O maior enigma do Brasil
"Prestígio da liderança de Lula no país não se traduz amplamente em resultados favoráveis ao PT", escreve Emir Sader
A esquerda triunfou no Brasil, com a derrota do bolsonarismo, a eleição de Lula e o bom governo que ele realiza. A economia voltou a crescer, o nível de emprego aumenta, há um processo efetivo de distribuição de renda, de diminuição das desigualdades e da miséria.
O país continua enfrentando problemas de pobreza, de pessoas abandonadas nas ruas, de violência e de segurança pública. Mas conseguiu superar o pior momento, quando Dilma foi derrubada por um processo de lawfare – de judicialização da política –, assim como Lula preso, o que permitiu que Bolsonaro chegasse à presidência do Brasil.

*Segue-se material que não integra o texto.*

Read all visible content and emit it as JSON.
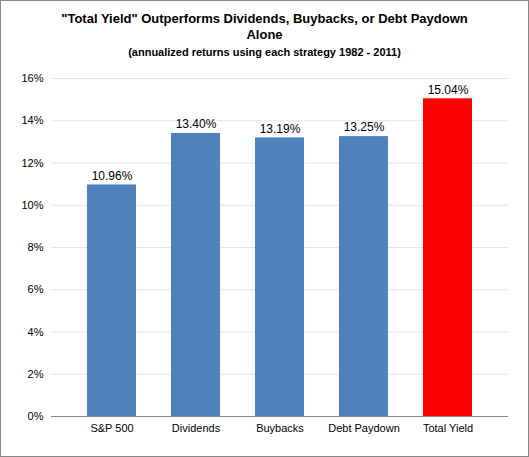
{
  "chart_data": {
    "type": "bar",
    "title": "\"Total Yield\" Outperforms Dividends, Buybacks, or Debt Paydown Alone",
    "subtitle": "(annualized returns using each strategy 1982 - 2011)",
    "categories": [
      "S&P 500",
      "Dividends",
      "Buybacks",
      "Debt Paydown",
      "Total Yield"
    ],
    "values": [
      10.96,
      13.4,
      13.19,
      13.25,
      15.04
    ],
    "value_labels": [
      "10.96%",
      "13.40%",
      "13.19%",
      "13.25%",
      "15.04%"
    ],
    "colors": [
      "#4f81bd",
      "#4f81bd",
      "#4f81bd",
      "#4f81bd",
      "#ff0000"
    ],
    "ylim": [
      0,
      16
    ],
    "yticks": [
      {
        "value": 0,
        "label": "0%"
      },
      {
        "value": 2,
        "label": "2%"
      },
      {
        "value": 4,
        "label": "4%"
      },
      {
        "value": 6,
        "label": "6%"
      },
      {
        "value": 8,
        "label": "8%"
      },
      {
        "value": 10,
        "label": "10%"
      },
      {
        "value": 12,
        "label": "12%"
      },
      {
        "value": 14,
        "label": "14%"
      },
      {
        "value": 16,
        "label": "16%"
      }
    ],
    "grid": true,
    "data_labels": true
  }
}
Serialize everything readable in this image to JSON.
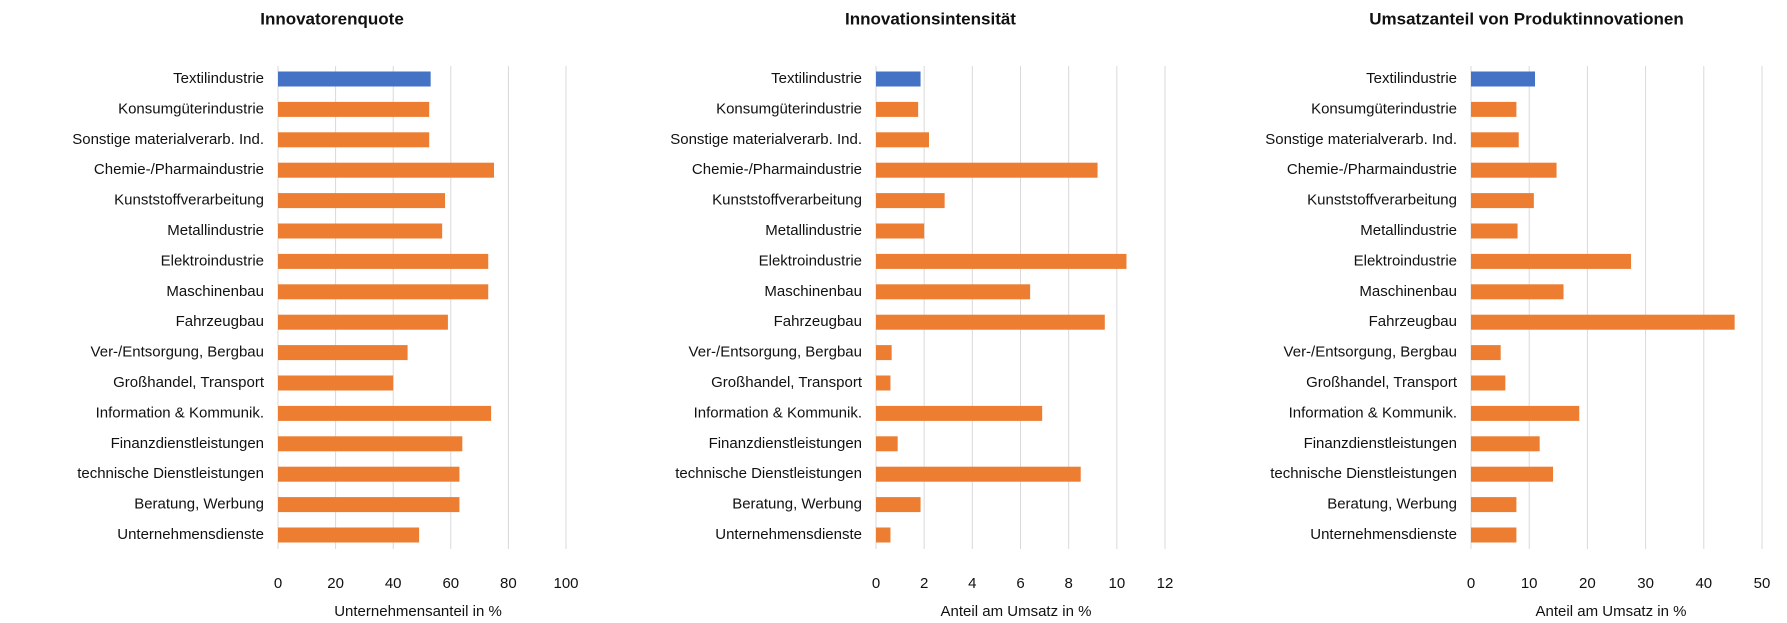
{
  "chart_data": [
    {
      "type": "bar",
      "orientation": "horizontal",
      "title": "Innovatorenquote",
      "xlabel": "Unternehmensanteil in %",
      "categories": [
        "Textilindustrie",
        "Konsumgüterindustrie",
        "Sonstige materialverarb. Ind.",
        "Chemie-/Pharmaindustrie",
        "Kunststoffverarbeitung",
        "Metallindustrie",
        "Elektroindustrie",
        "Maschinenbau",
        "Fahrzeugbau",
        "Ver-/Entsorgung, Bergbau",
        "Großhandel, Transport",
        "Information & Kommunik.",
        "Finanzdienstleistungen",
        "technische Dienstleistungen",
        "Beratung, Werbung",
        "Unternehmensdienste"
      ],
      "values": [
        53,
        52.5,
        52.5,
        75,
        58,
        57,
        73,
        73,
        59,
        45,
        40,
        74,
        64,
        63,
        63,
        49
      ],
      "colors": [
        "#4472c4",
        "#ed7d31",
        "#ed7d31",
        "#ed7d31",
        "#ed7d31",
        "#ed7d31",
        "#ed7d31",
        "#ed7d31",
        "#ed7d31",
        "#ed7d31",
        "#ed7d31",
        "#ed7d31",
        "#ed7d31",
        "#ed7d31",
        "#ed7d31",
        "#ed7d31"
      ],
      "xlim": [
        0,
        100
      ],
      "xticks": [
        0,
        20,
        40,
        60,
        80,
        100
      ],
      "grid": true
    },
    {
      "type": "bar",
      "orientation": "horizontal",
      "title": "Innovationsintensität",
      "xlabel": "Anteil am Umsatz in %",
      "categories": [
        "Textilindustrie",
        "Konsumgüterindustrie",
        "Sonstige materialverarb. Ind.",
        "Chemie-/Pharmaindustrie",
        "Kunststoffverarbeitung",
        "Metallindustrie",
        "Elektroindustrie",
        "Maschinenbau",
        "Fahrzeugbau",
        "Ver-/Entsorgung, Bergbau",
        "Großhandel, Transport",
        "Information & Kommunik.",
        "Finanzdienstleistungen",
        "technische Dienstleistungen",
        "Beratung, Werbung",
        "Unternehmensdienste"
      ],
      "values": [
        1.85,
        1.75,
        2.2,
        9.2,
        2.85,
        2.0,
        10.4,
        6.4,
        9.5,
        0.65,
        0.6,
        6.9,
        0.9,
        8.5,
        1.85,
        0.6
      ],
      "colors": [
        "#4472c4",
        "#ed7d31",
        "#ed7d31",
        "#ed7d31",
        "#ed7d31",
        "#ed7d31",
        "#ed7d31",
        "#ed7d31",
        "#ed7d31",
        "#ed7d31",
        "#ed7d31",
        "#ed7d31",
        "#ed7d31",
        "#ed7d31",
        "#ed7d31",
        "#ed7d31"
      ],
      "xlim": [
        0,
        12
      ],
      "xticks": [
        0,
        2,
        4,
        6,
        8,
        10,
        12
      ],
      "grid": true
    },
    {
      "type": "bar",
      "orientation": "horizontal",
      "title": "Umsatzanteil von Produktinnovationen",
      "xlabel": "Anteil am Umsatz in %",
      "categories": [
        "Textilindustrie",
        "Konsumgüterindustrie",
        "Sonstige materialverarb. Ind.",
        "Chemie-/Pharmaindustrie",
        "Kunststoffverarbeitung",
        "Metallindustrie",
        "Elektroindustrie",
        "Maschinenbau",
        "Fahrzeugbau",
        "Ver-/Entsorgung, Bergbau",
        "Großhandel, Transport",
        "Information & Kommunik.",
        "Finanzdienstleistungen",
        "technische Dienstleistungen",
        "Beratung, Werbung",
        "Unternehmensdienste"
      ],
      "values": [
        11,
        7.8,
        8.2,
        14.7,
        10.8,
        8,
        27.5,
        15.9,
        45.3,
        5.1,
        5.9,
        18.6,
        11.8,
        14.1,
        7.8,
        7.8
      ],
      "colors": [
        "#4472c4",
        "#ed7d31",
        "#ed7d31",
        "#ed7d31",
        "#ed7d31",
        "#ed7d31",
        "#ed7d31",
        "#ed7d31",
        "#ed7d31",
        "#ed7d31",
        "#ed7d31",
        "#ed7d31",
        "#ed7d31",
        "#ed7d31",
        "#ed7d31",
        "#ed7d31"
      ],
      "xlim": [
        0,
        50
      ],
      "xticks": [
        0,
        10,
        20,
        30,
        40,
        50
      ],
      "grid": true
    }
  ]
}
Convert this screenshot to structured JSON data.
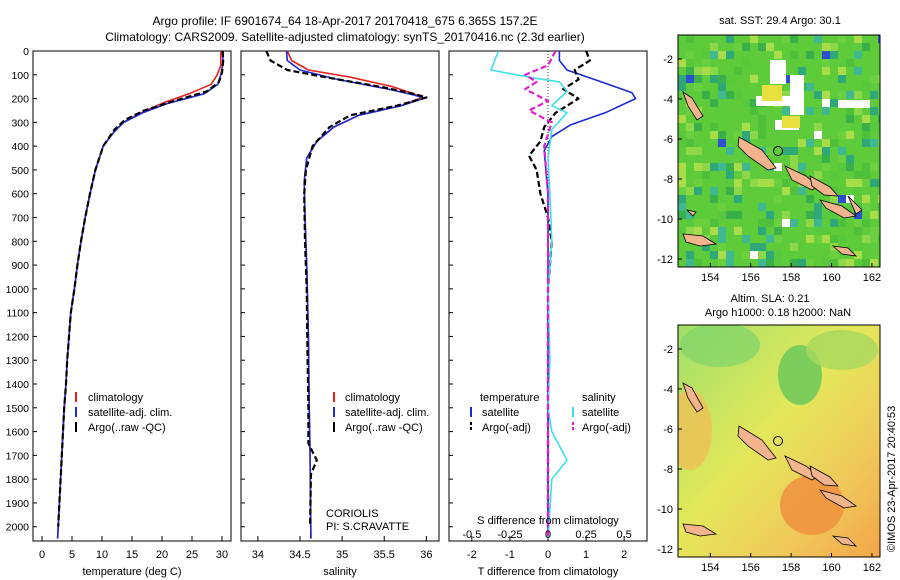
{
  "header": {
    "title_line1": "Argo profile: IF 6901674_64 18-Apr-2017 20170418_675 6.365S 157.2E",
    "title_line2": "Climatology: CARS2009. Satellite-adjusted climatology: synTS_20170416.nc (2.3d earlier)"
  },
  "colors": {
    "climatology": "#e8201e",
    "satellite": "#1c2ad6",
    "argo": "#000000",
    "salinity_satellite": "#3de0e8",
    "salinity_argo": "#e020d0"
  },
  "chart_data": [
    {
      "type": "line",
      "id": "temperature",
      "xlabel": "temperature (deg C)",
      "ylabel": "depth",
      "xlim": [
        -1.5,
        31.5
      ],
      "ylim": [
        2060,
        0
      ],
      "xticks": [
        0,
        5,
        10,
        15,
        20,
        25,
        30
      ],
      "yticks": [
        0,
        100,
        200,
        300,
        400,
        500,
        600,
        700,
        800,
        900,
        1000,
        1100,
        1200,
        1300,
        1400,
        1500,
        1600,
        1700,
        1800,
        1900,
        2000
      ],
      "legend": [
        "climatology",
        "satellite-adj. clim.",
        "Argo(..raw -QC)"
      ],
      "series": [
        {
          "name": "climatology",
          "style": "solid",
          "color": "#e8201e",
          "points": [
            [
              29.8,
              0
            ],
            [
              29.8,
              60
            ],
            [
              29.2,
              100
            ],
            [
              28.2,
              140
            ],
            [
              24.5,
              180
            ],
            [
              20,
              220
            ],
            [
              16.5,
              260
            ],
            [
              13.5,
              300
            ],
            [
              12,
              340
            ],
            [
              10.2,
              400
            ],
            [
              8.9,
              500
            ],
            [
              8,
              600
            ],
            [
              7.2,
              700
            ],
            [
              6.5,
              800
            ],
            [
              5.9,
              900
            ],
            [
              5.4,
              1000
            ],
            [
              4.8,
              1100
            ],
            [
              4.5,
              1200
            ],
            [
              4.2,
              1300
            ],
            [
              4,
              1400
            ],
            [
              3.7,
              1500
            ],
            [
              3.5,
              1600
            ],
            [
              3.3,
              1700
            ],
            [
              3.1,
              1800
            ],
            [
              2.9,
              1900
            ],
            [
              2.7,
              2000
            ],
            [
              2.6,
              2050
            ]
          ]
        },
        {
          "name": "satellite-adj. clim.",
          "style": "solid",
          "color": "#1c2ad6",
          "points": [
            [
              30.2,
              0
            ],
            [
              30.1,
              60
            ],
            [
              29.8,
              100
            ],
            [
              29.3,
              140
            ],
            [
              27,
              180
            ],
            [
              21,
              220
            ],
            [
              16.8,
              260
            ],
            [
              13.6,
              300
            ],
            [
              12,
              340
            ],
            [
              10.2,
              400
            ],
            [
              8.9,
              500
            ],
            [
              8,
              600
            ],
            [
              7.2,
              700
            ],
            [
              6.5,
              800
            ],
            [
              5.9,
              900
            ],
            [
              5.4,
              1000
            ],
            [
              4.8,
              1100
            ],
            [
              4.5,
              1200
            ],
            [
              4.2,
              1300
            ],
            [
              4,
              1400
            ],
            [
              3.7,
              1500
            ],
            [
              3.5,
              1600
            ],
            [
              3.3,
              1700
            ],
            [
              3.1,
              1800
            ],
            [
              2.9,
              1900
            ],
            [
              2.7,
              2000
            ],
            [
              2.6,
              2050
            ]
          ]
        },
        {
          "name": "Argo(..raw -QC)",
          "style": "dashed",
          "color": "#000000",
          "points": [
            [
              30.1,
              0
            ],
            [
              30.2,
              40
            ],
            [
              30,
              90
            ],
            [
              29.5,
              130
            ],
            [
              27.5,
              170
            ],
            [
              22,
              210
            ],
            [
              17,
              250
            ],
            [
              13.8,
              290
            ],
            [
              12.1,
              330
            ],
            [
              10.2,
              400
            ],
            [
              8.9,
              500
            ],
            [
              8,
              600
            ],
            [
              7.2,
              700
            ],
            [
              6.5,
              800
            ],
            [
              5.9,
              900
            ],
            [
              5.4,
              1000
            ],
            [
              4.8,
              1100
            ],
            [
              4.5,
              1200
            ],
            [
              4.2,
              1300
            ],
            [
              4,
              1400
            ],
            [
              3.7,
              1500
            ],
            [
              3.5,
              1600
            ],
            [
              3.3,
              1700
            ],
            [
              3.1,
              1800
            ],
            [
              2.9,
              1900
            ],
            [
              2.7,
              2000
            ]
          ]
        }
      ]
    },
    {
      "type": "line",
      "id": "salinity",
      "xlabel": "salinity",
      "xlim": [
        33.8,
        36.15
      ],
      "ylim": [
        2060,
        0
      ],
      "xticks": [
        34,
        34.5,
        35,
        35.5,
        36
      ],
      "legend": [
        "climatology",
        "satellite-adj. clim.",
        "Argo(..raw -QC)"
      ],
      "annotation": [
        "CORIOLIS",
        "PI: S.CRAVATTE"
      ],
      "series": [
        {
          "name": "climatology",
          "style": "solid",
          "color": "#e8201e",
          "points": [
            [
              34.35,
              0
            ],
            [
              34.4,
              40
            ],
            [
              34.6,
              80
            ],
            [
              35.1,
              110
            ],
            [
              35.6,
              150
            ],
            [
              35.85,
              180
            ],
            [
              35.95,
              195
            ],
            [
              35.7,
              230
            ],
            [
              35.2,
              270
            ],
            [
              34.9,
              320
            ],
            [
              34.7,
              380
            ],
            [
              34.58,
              450
            ],
            [
              34.55,
              550
            ],
            [
              34.56,
              700
            ],
            [
              34.58,
              900
            ],
            [
              34.6,
              1200
            ],
            [
              34.61,
              1500
            ],
            [
              34.62,
              1700
            ],
            [
              34.63,
              2050
            ]
          ]
        },
        {
          "name": "satellite-adj. clim.",
          "style": "solid",
          "color": "#1c2ad6",
          "points": [
            [
              34.34,
              0
            ],
            [
              34.35,
              40
            ],
            [
              34.5,
              80
            ],
            [
              34.95,
              120
            ],
            [
              35.55,
              160
            ],
            [
              35.85,
              185
            ],
            [
              35.98,
              198
            ],
            [
              35.7,
              230
            ],
            [
              35.2,
              270
            ],
            [
              34.9,
              320
            ],
            [
              34.7,
              380
            ],
            [
              34.58,
              450
            ],
            [
              34.55,
              550
            ],
            [
              34.56,
              700
            ],
            [
              34.58,
              900
            ],
            [
              34.6,
              1200
            ],
            [
              34.61,
              1500
            ],
            [
              34.62,
              1700
            ],
            [
              34.63,
              2050
            ]
          ]
        },
        {
          "name": "Argo(..raw -QC)",
          "style": "dashed",
          "color": "#000000",
          "points": [
            [
              34.1,
              0
            ],
            [
              34.15,
              40
            ],
            [
              34.35,
              80
            ],
            [
              34.8,
              110
            ],
            [
              35.45,
              150
            ],
            [
              35.85,
              180
            ],
            [
              36,
              195
            ],
            [
              35.65,
              230
            ],
            [
              35.1,
              270
            ],
            [
              34.85,
              320
            ],
            [
              34.65,
              400
            ],
            [
              34.57,
              500
            ],
            [
              34.55,
              600
            ],
            [
              34.56,
              800
            ],
            [
              34.58,
              1000
            ],
            [
              34.59,
              1300
            ],
            [
              34.6,
              1500
            ],
            [
              34.6,
              1650
            ],
            [
              34.7,
              1720
            ],
            [
              34.63,
              1780
            ],
            [
              34.62,
              2000
            ]
          ]
        }
      ]
    },
    {
      "type": "line",
      "id": "difference",
      "xlabel": "T difference from climatology",
      "xlabel_top": "S difference from climatology",
      "xlim": [
        -2.6,
        2.6
      ],
      "ylim": [
        2060,
        0
      ],
      "xticks": [
        -2,
        -1,
        0,
        1,
        2
      ],
      "xticks_salinity": [
        "-0.5",
        "-0.25",
        "0",
        "0.25",
        "0.5"
      ],
      "legend_temperature_title": "temperature",
      "legend_salinity_title": "salinity",
      "legend_entries": [
        "satellite",
        "Argo(-adj)",
        "satellite",
        "Argo(-adj)"
      ],
      "series": [
        {
          "name": "T satellite",
          "style": "solid",
          "color": "#1c2ad6",
          "points": [
            [
              0.3,
              0
            ],
            [
              0.3,
              40
            ],
            [
              0.5,
              80
            ],
            [
              1.4,
              130
            ],
            [
              2.2,
              175
            ],
            [
              2.3,
              200
            ],
            [
              1.5,
              260
            ],
            [
              0.6,
              310
            ],
            [
              0.1,
              360
            ],
            [
              -0.1,
              420
            ],
            [
              0,
              600
            ],
            [
              0,
              900
            ],
            [
              0,
              1500
            ],
            [
              0,
              2050
            ]
          ]
        },
        {
          "name": "T Argo(-adj)",
          "style": "dashed",
          "color": "#000000",
          "points": [
            [
              1,
              0
            ],
            [
              1.1,
              40
            ],
            [
              0.7,
              80
            ],
            [
              0.8,
              120
            ],
            [
              0.4,
              160
            ],
            [
              0.8,
              200
            ],
            [
              0.2,
              260
            ],
            [
              -0.1,
              320
            ],
            [
              -0.2,
              380
            ],
            [
              -0.5,
              440
            ],
            [
              -0.3,
              500
            ],
            [
              -0.2,
              600
            ],
            [
              0,
              700
            ],
            [
              0.1,
              800
            ],
            [
              0,
              1000
            ],
            [
              0,
              1500
            ],
            [
              0,
              1750
            ],
            [
              0,
              2050
            ]
          ]
        },
        {
          "name": "S satellite",
          "style": "solid",
          "color": "#3de0e8",
          "points": [
            [
              -1.3,
              0
            ],
            [
              -1.5,
              80
            ],
            [
              -0.5,
              110
            ],
            [
              0.3,
              130
            ],
            [
              0.5,
              170
            ],
            [
              0.1,
              230
            ],
            [
              0.5,
              260
            ],
            [
              0.1,
              330
            ],
            [
              0,
              450
            ],
            [
              0.05,
              600
            ],
            [
              0.1,
              800
            ],
            [
              0,
              1000
            ],
            [
              0.05,
              1300
            ],
            [
              0,
              1500
            ],
            [
              0.1,
              1600
            ],
            [
              0.5,
              1720
            ],
            [
              0.1,
              1800
            ],
            [
              0,
              2050
            ]
          ]
        },
        {
          "name": "S Argo(-adj)",
          "style": "dashed",
          "color": "#e020d0",
          "points": [
            [
              0.2,
              0
            ],
            [
              0,
              60
            ],
            [
              -0.6,
              100
            ],
            [
              -0.3,
              130
            ],
            [
              -0.6,
              160
            ],
            [
              0,
              210
            ],
            [
              -0.5,
              250
            ],
            [
              0.1,
              300
            ],
            [
              -0.1,
              400
            ],
            [
              0,
              600
            ],
            [
              0,
              2050
            ]
          ]
        }
      ]
    }
  ],
  "maps": {
    "sst": {
      "title": "sat. SST: 29.4 Argo: 30.1",
      "lon_ticks": [
        "154",
        "156",
        "158",
        "160",
        "162"
      ],
      "lat_ticks": [
        "-2",
        "-4",
        "-6",
        "-8",
        "-10",
        "-12"
      ],
      "argo_position": {
        "lon": 157.2,
        "lat": -6.365
      }
    },
    "sla": {
      "title_line1": "Altim. SLA: 0.21",
      "title_line2": "Argo h1000: 0.18 h2000: NaN",
      "lon_ticks": [
        "154",
        "156",
        "158",
        "160",
        "162"
      ],
      "lat_ticks": [
        "-2",
        "-4",
        "-6",
        "-8",
        "-10",
        "-12"
      ],
      "argo_position": {
        "lon": 157.2,
        "lat": -6.365
      }
    }
  },
  "footer": {
    "stamp": "©IMOS 23-Apr-2017 20:40:53"
  }
}
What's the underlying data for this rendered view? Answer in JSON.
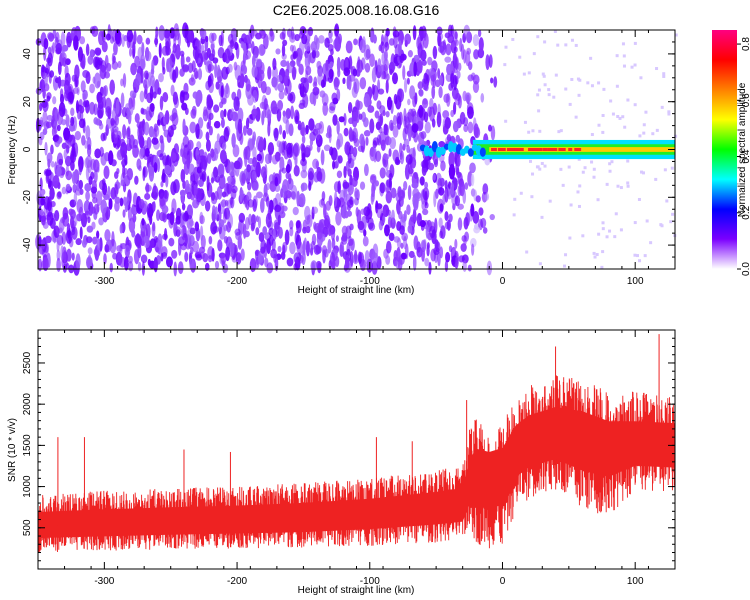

Entretanto, o país encara esses problemas e outros a partir de uma situação mais favorável. Lula foi eleito novamente presidente do país, derrotando Bolsonaro, apesar de não ter maioria no Congresso e ter que fazer alianças com partidos de centro, além de ter herdado um presidente do Banco Central neoliberal.
Este mandato de Lula, priorizando fortemente a implementação de políticas sociais, se caracteriza claramente como um governo antineoliberal. O governo tem estabilidade política, e Lula se projeta externamente como o mais importante diplomata do século atual. E, internamente, se reafirma como o maior dirigente político da história do país.
O Brasil tem muitos desafios pela frente, mas, além de contar com a força política e o prestígio de Lula, poderá, talvez, contar com a reeleição dele como presidente, permitindo que governe pelo que lhe resta deste mandato e por mais um. O que seria fundamental, considerando que o país ainda precisa de um projeto estratégico, que permita ao Brasil passar do antineoliberalismo ao pós-neoliberalismo, isto é, superar o período marcado pela hegemonia neoliberal para outro período histórico, que ainda não está claro como poderá ser.
Isso não significa que o governo tenha um programa que lhe permita enfrentar os grandes problemas que o país encara. O governo tem colocado em prática medidas antineoliberais, sem dispor de um projeto de longo prazo e de maior profundidade.
A economia do Brasil continua tendo no capital especulativo sua espinha dorsal. Revela a atração que a ainda alta taxa de juros exerce, canalizando recursos para a especulação financeira e não para os investimentos produtivos.
Essa situação bloqueia a possibilidade de o país retomar um ciclo de crescimento e expansão econômica, apesar da superação da estagnação. A recuperação, pelo governo, do controle do Banco Central pode ser um elemento importante para elevar o ritmo de crescimento da economia.
Porém, o maior enigma do país reside no fato de que Lula faz um bom governo, mas as pesquisas não lhe dão um resultado favorável, proporcional ao sucesso do seu governo no plano econômico. Bolsonaro está derrotado, mas o bolsonarismo sobrevive, sem que se entendam suficientemente as razões para isso. Nem o governo de Bolsonaro deixou uma herança positiva, nem o sucesso do governo Lula se reflete em um grau de aprovação amplamente majoritário na opinião pública.
O resultado das eleições municipais reflete essa situação. A direita, entre o bolsonarismo, o Centrão e outras expressões da direita e da extrema-direita, saiu vitoriosa em todo o país. Ainda sem o resultado do segundo turno, o PT manteve resultados razoáveis, dado o previsível enfraquecimento do partido a nível nacional.
Isso significa que o prestígio da liderança de Lula no país não se traduz amplamente em resultados favoráveis ao PT. O partido precisa passar, urgentemente, por um processo de renovação a nível nacional, promovendo novas gerações. Antes disso, é preciso decifrar esse enigma de como o prestígio de Lula e do próprio partido não se traduzem em um apoio nacional amplamente majoritário. É indispensável decifrar esse enigma para que esteja garantido o futuro da esquerda no Brasil.
* Este é um artigo de opinião, de responsabilidade do autor, e não reflete a opinião do Brasil 247.